Even though a separate Beverage List is offered, Draught Beer is listed in the Menu too. The House Lager must be the most talked about, being the ‘Horse Piss‘ Pale Ale made by Citizen Brewery, one I had not heard of before. Other draughts served are Citizen Alliance, Eversons Cloudy Cider, Brewdog Punk IPA, Fuller’s London Pride, Fuller’s Jack Frost Blackberry Ale, Fuller’s Black Cab Stout, and Castle Lite, ranging in price between R46 and R66. Disappointing was being handed a food-stained menu. 

The Sunday Carvery is not listed in the menu, the offering being roast lamb, roast chicken, and roast beef, each meat type costing R150, or R200 for all three meat types. The meats are served with baby carrots, Yorkshire pudding, green beans, and house gravy. Dessert is extra, and apple crumble and Bread and Butter pudding are offered. 

Chef Bryce Carr came to say hello, and helped answer some questions. He told us that he had previously worked at the Bay Hotel with Chef Warwick King, at the Company Gardens Madame Zingara restaurant, and at Black Sheep on Kloof Street. Chef Bryce expressed gratitude for the training he received from Chef Matt over a two month period, in preparing a cuisine he had no prior experience of. We spoke about the staff knowledge of the dishes and Chef Bryce was the first to acknowledge that it is still lacking. 

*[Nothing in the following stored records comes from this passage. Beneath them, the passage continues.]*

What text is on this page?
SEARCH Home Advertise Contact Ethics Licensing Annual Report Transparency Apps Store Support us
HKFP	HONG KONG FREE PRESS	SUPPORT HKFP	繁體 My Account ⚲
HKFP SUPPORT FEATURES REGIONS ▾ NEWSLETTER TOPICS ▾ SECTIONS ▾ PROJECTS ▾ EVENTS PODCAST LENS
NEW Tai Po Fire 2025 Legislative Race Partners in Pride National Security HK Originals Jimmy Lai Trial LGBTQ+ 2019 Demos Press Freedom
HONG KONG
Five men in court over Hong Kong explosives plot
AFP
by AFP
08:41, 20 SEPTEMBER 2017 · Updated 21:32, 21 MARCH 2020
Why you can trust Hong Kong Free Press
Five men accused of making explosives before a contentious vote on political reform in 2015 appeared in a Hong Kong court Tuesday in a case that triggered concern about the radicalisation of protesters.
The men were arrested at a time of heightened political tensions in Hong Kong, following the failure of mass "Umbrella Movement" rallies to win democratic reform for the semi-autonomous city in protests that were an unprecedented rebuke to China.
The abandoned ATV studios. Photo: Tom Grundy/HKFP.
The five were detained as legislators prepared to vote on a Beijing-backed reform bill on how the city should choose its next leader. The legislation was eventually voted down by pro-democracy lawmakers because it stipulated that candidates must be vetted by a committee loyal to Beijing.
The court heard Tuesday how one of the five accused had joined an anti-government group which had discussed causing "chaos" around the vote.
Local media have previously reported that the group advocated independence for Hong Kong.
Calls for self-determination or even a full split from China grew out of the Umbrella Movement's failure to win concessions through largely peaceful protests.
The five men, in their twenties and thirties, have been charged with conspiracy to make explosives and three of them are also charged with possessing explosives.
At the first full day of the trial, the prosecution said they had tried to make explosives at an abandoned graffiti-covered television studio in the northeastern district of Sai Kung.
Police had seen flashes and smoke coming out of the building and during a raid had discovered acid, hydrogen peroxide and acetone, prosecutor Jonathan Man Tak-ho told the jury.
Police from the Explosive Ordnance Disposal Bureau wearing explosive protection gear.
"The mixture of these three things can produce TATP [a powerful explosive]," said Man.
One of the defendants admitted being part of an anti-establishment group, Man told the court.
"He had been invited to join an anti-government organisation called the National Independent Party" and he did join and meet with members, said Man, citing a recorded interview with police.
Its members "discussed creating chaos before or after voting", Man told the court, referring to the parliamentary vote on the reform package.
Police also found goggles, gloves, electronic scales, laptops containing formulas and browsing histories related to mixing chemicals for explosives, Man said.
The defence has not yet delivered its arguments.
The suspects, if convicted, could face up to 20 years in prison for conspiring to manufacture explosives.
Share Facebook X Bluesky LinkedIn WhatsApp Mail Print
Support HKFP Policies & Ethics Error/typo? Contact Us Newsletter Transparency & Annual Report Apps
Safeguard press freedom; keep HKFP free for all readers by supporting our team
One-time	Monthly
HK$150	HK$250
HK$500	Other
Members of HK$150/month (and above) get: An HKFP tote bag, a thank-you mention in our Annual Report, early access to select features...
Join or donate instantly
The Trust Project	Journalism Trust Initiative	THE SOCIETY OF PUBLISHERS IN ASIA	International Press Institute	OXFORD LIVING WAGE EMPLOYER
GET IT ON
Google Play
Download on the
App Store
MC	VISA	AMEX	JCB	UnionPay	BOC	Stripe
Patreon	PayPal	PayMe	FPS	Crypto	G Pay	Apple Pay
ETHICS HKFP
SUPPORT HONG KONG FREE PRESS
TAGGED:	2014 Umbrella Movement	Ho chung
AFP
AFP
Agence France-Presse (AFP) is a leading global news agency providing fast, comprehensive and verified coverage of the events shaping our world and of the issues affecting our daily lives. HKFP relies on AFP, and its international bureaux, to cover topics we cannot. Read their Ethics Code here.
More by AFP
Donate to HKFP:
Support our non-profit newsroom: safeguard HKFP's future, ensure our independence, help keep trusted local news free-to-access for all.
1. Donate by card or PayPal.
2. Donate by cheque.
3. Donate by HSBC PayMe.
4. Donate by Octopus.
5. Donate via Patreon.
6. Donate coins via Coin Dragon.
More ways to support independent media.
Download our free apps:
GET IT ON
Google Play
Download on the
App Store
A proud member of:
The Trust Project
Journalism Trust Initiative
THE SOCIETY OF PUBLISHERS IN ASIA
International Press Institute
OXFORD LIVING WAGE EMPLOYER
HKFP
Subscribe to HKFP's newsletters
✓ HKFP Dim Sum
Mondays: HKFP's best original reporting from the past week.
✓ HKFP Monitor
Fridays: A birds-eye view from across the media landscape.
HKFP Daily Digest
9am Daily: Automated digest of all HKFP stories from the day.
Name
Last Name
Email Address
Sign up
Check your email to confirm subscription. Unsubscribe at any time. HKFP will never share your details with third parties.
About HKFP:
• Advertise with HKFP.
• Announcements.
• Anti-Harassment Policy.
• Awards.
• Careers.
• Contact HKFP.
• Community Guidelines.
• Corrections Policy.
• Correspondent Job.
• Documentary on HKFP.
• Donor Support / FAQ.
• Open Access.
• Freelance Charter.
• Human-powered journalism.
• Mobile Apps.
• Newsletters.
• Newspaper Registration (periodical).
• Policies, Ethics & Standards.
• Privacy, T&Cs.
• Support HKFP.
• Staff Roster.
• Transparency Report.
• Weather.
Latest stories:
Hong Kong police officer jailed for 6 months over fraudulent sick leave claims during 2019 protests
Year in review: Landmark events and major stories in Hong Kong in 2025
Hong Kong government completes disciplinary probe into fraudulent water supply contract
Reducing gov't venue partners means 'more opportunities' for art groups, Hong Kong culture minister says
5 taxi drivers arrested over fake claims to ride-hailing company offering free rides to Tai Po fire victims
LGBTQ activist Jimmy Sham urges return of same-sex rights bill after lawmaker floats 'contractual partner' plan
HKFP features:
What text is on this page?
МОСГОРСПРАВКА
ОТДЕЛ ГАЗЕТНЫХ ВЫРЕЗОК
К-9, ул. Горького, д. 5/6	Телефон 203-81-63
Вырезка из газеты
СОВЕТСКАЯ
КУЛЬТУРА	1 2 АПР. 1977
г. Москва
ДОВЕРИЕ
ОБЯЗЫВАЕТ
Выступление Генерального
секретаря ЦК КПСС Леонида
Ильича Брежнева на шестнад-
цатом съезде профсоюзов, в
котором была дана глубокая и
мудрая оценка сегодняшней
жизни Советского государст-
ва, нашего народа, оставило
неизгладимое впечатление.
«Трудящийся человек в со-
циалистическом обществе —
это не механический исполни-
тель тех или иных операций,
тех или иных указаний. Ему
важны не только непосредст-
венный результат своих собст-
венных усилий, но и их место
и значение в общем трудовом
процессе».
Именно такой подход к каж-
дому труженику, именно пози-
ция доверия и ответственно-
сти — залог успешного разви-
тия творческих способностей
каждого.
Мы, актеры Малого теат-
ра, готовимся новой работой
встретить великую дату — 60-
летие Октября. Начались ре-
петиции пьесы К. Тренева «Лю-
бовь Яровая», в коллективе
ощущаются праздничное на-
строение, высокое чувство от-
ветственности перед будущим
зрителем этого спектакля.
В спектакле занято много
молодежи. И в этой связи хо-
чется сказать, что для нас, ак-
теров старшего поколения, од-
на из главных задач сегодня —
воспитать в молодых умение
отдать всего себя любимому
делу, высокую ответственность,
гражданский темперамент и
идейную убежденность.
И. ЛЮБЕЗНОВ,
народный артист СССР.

We found the waitress to be unsure of answers to my questions, but she was willing to find answers to our questions. The food was good quality, but the menu needs updating to reflect ingredient changes, and stained menus should be removed. I like that they make their own sauces, and bake their own bread. The British-style Gastro Pub should become popular, given the large number of Brits living in Cape Town, as well as British tourists visiting our city!